Mikhail Mikhailovich Zhvanetsky

my hut with the edge value
my hut with the edge value

Our famous humorist and satirist played on a well-known proverb in his work “Fenya, my wife”. There the plot is as follows: a man tells in the first person how he successfully married. When he is blamed for his indifference to almost everything, from political events to the granny who fell on the street, the hero answers in a truly authorial style, when the reader does not understand: Mikhal Mikhalych is joking, or he is completely serious. It's all the same that it's so funny that something like that. If the hero is asked about something, why is this, why is that, he says: "This is not for me, this is for Fenechka." Everything ends eloquently, with the words: “Everything up to Fenichka!”. And it could have ended like this: “My hut is on the edge!” A proverb, as we see, for all occasions. "Hut" Zhvanetsky stylistically does not fit in this context.

Albert Camus. "Outsider"

my hut is on the edge
my hut is on the edge

Now we move on to another author and genre. In his famous novel, the famous Frenchman brought out the image of a person who is indifferent to everything. The novel's refrain is: "I don't care." Camus had his own tasks, he wanted to create a visual image of a man of the absurd, but only specialists know about this. The average reader sees only a very apathetic person in front of him.

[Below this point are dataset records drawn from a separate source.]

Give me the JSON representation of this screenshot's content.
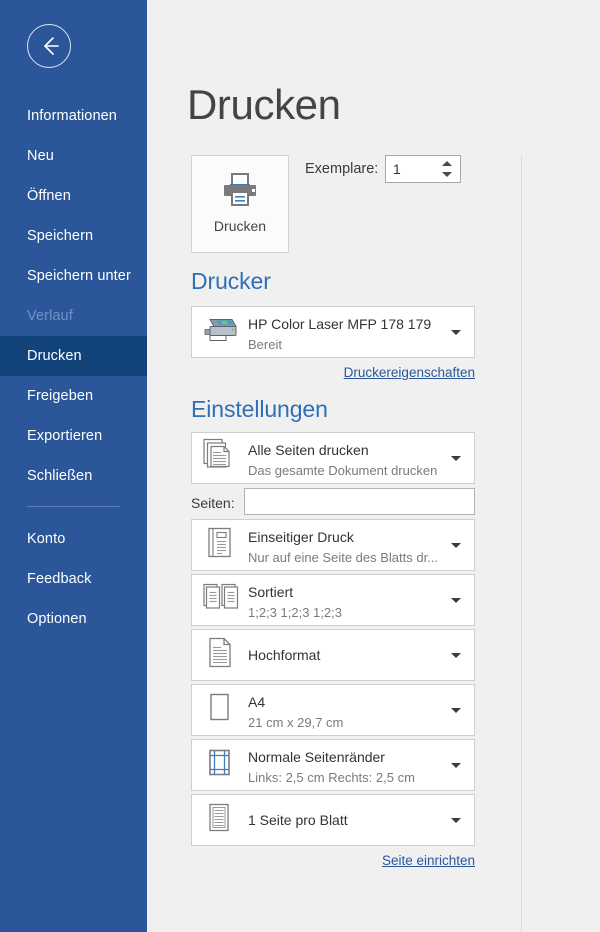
{
  "sidebar": {
    "back_icon": "back-arrow-icon",
    "items": [
      {
        "label": "Informationen",
        "state": "normal"
      },
      {
        "label": "Neu",
        "state": "normal"
      },
      {
        "label": "Öffnen",
        "state": "normal"
      },
      {
        "label": "Speichern",
        "state": "normal"
      },
      {
        "label": "Speichern unter",
        "state": "normal"
      },
      {
        "label": "Verlauf",
        "state": "disabled"
      },
      {
        "label": "Drucken",
        "state": "active"
      },
      {
        "label": "Freigeben",
        "state": "normal"
      },
      {
        "label": "Exportieren",
        "state": "normal"
      },
      {
        "label": "Schließen",
        "state": "normal"
      }
    ],
    "items_bottom": [
      {
        "label": "Konto",
        "state": "normal"
      },
      {
        "label": "Feedback",
        "state": "normal"
      },
      {
        "label": "Optionen",
        "state": "normal"
      }
    ],
    "background_color": "#2b579a",
    "active_color": "#12427a",
    "disabled_color": "#6f93c4"
  },
  "main": {
    "title": "Drucken",
    "print_button": {
      "label": "Drucken",
      "icon": "printer-icon"
    },
    "copies": {
      "label": "Exemplare:",
      "value": "1"
    },
    "printer_section": {
      "heading": "Drucker",
      "info_icon": "info-icon",
      "selected": {
        "name": "HP Color Laser MFP 178 179",
        "status": "Bereit",
        "icon": "printer-device-icon"
      },
      "properties_link": "Druckereigenschaften"
    },
    "settings_section": {
      "heading": "Einstellungen",
      "pages_row": {
        "label": "Seiten:",
        "value": "",
        "placeholder": "",
        "info_icon": "info-icon"
      },
      "page_setup_link": "Seite einrichten",
      "options": [
        {
          "id": "print-range",
          "icon": "all-pages-icon",
          "title": "Alle Seiten drucken",
          "subtitle": "Das gesamte Dokument drucken"
        },
        {
          "id": "sides",
          "icon": "one-sided-icon",
          "title": "Einseitiger Druck",
          "subtitle": "Nur auf eine Seite des Blatts dr..."
        },
        {
          "id": "collation",
          "icon": "collated-icon",
          "title": "Sortiert",
          "subtitle": "1;2;3    1;2;3    1;2;3"
        },
        {
          "id": "orientation",
          "icon": "portrait-icon",
          "title": "Hochformat",
          "subtitle": ""
        },
        {
          "id": "paper-size",
          "icon": "paper-icon",
          "title": "A4",
          "subtitle": "21 cm x 29,7 cm"
        },
        {
          "id": "margins",
          "icon": "margins-icon",
          "title": "Normale Seitenränder",
          "subtitle": "Links: 2,5 cm    Rechts: 2,5 cm"
        },
        {
          "id": "pages-per-sheet",
          "icon": "pages-per-sheet-icon",
          "title": "1 Seite pro Blatt",
          "subtitle": ""
        }
      ]
    }
  },
  "colors": {
    "accent": "#2b579a",
    "heading": "#2e6fb7",
    "link": "#2b579a",
    "background": "#f0f0f0"
  }
}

The novel begins with the well-known lines “Mom died today. Or maybe yesterday, I don't know. At the funeral, he is tormented by the heat, and in front of the coffin, he is mortally hungry for coffee and a smoke, and an even stronger smoke. In other words, grief does not interest him much. Meursault is not going to dropa tear in the eyes of strangers, and he does not feel a special loss, his relationship with his mother was cool.

With love the same story. Only the proximity of death brings the hero out of the existential stupor.

Thus, we hope we have managed to show that the saying "my hut is on the edge" has a universal meaning. In principle, it can be used by both Russian and French, but it is closer to us both in spirit and style.